Even the face of the docile bull, assumes a vague human shape, making it a kind of willing companion to the bridal couple. The details are kept to a minimum, allowing the simplicity of expression to make its impact upon the viewer.


Honeymoon

This charming simplicity echoes, in his painting on the theme of the perahera in Kandy. The high pageant is transformed into a spectacle in a child's world. The choreography of the pageant, as it is recorded in Amarasena Kodithuwakku's art, reflects the gleeful confusion a child experiences, when he is witnessing such a spectacle. The facility with which artist Amarasena Kodithuwakku can shift to a child's view-point in his art, is a special feature in his creative expression.

Abstract painting

His palette could be characterised as non-realistic, when he portrays human figures. But, in his arrangement of shapes and colour movements, he is in the region of abstract painting.

As in many artists of our day, in Amarasena Kodithuwakku too we tend to detect a predilection to juggle realism and the abstract. This invariably results in a display of mixed offerings, restricting the possibility of the artist's 'personality' coming through.

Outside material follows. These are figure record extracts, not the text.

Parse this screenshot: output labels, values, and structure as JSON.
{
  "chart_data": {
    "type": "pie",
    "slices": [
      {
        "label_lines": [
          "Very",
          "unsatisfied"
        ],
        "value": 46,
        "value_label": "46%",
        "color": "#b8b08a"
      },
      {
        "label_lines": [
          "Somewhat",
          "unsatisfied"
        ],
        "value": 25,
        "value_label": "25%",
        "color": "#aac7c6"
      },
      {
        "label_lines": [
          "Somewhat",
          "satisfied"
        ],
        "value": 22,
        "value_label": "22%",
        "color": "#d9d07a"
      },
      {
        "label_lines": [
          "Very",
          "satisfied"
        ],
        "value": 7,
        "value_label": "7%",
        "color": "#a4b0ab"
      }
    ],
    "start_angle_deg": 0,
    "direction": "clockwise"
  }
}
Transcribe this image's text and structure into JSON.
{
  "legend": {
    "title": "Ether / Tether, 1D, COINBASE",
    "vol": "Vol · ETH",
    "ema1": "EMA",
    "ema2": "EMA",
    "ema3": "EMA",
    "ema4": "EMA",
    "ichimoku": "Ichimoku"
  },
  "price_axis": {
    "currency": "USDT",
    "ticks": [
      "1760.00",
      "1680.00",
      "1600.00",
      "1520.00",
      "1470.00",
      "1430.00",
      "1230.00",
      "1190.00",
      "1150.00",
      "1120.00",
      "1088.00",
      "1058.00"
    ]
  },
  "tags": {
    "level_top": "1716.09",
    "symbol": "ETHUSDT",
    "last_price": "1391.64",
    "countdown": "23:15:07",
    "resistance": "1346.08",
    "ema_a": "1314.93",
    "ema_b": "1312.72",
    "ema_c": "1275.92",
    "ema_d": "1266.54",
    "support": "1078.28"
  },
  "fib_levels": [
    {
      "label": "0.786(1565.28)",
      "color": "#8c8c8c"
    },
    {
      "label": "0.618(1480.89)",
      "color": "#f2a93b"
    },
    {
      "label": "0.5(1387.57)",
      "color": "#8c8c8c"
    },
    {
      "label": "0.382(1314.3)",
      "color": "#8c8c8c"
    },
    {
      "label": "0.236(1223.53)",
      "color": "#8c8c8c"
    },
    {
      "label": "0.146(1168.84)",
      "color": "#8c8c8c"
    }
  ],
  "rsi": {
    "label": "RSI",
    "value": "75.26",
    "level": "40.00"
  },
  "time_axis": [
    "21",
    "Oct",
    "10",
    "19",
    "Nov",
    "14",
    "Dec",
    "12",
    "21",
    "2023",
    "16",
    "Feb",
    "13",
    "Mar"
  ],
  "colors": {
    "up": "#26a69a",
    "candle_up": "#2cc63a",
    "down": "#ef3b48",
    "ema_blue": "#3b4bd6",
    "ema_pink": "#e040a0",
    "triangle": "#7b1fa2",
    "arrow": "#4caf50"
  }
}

Artist Amarasena Kodithuwakku's semi-realistic abstract, of 'Mother and Child', deserves special mention as a piece with a variety of depths. In a careful study of this piece, the viewer can trace red streaks of blood in the mother's body converging on the child, implying, that the mother's affection transforms her blood into breast milk.

His painting, depicting a 'Quartet of Women' is a well-arranged piece in blue and green. The figures are so harmonised, that, together, then communicate a highly pleasing sense of creative balance. It is one of the most advanced piece on display at this exhibition.

Artist Amarasena Kodithuwakku, derives considerable inspiration from the motifs that the living pageant of existence in the south, can confer on the artist.


Amarasena Kodithuwakku

The life of the fisher-folk, as they unceasingly confront the vagaries of the deep sea, yields perennial subject - matter to artist Amarasena Kodithuwakku.

As he presented the third exhibition of his works, artist Amarasena Kodithuwakku had hinted at a creative future replete with high promise.

Lovers of art, can hail him as a significant talent, still in the process of emerging fully.

Amarasena Kodithuwakku held an exhibition of his paintings at the Lionel Wendt Gallery, Colombo 7 recently.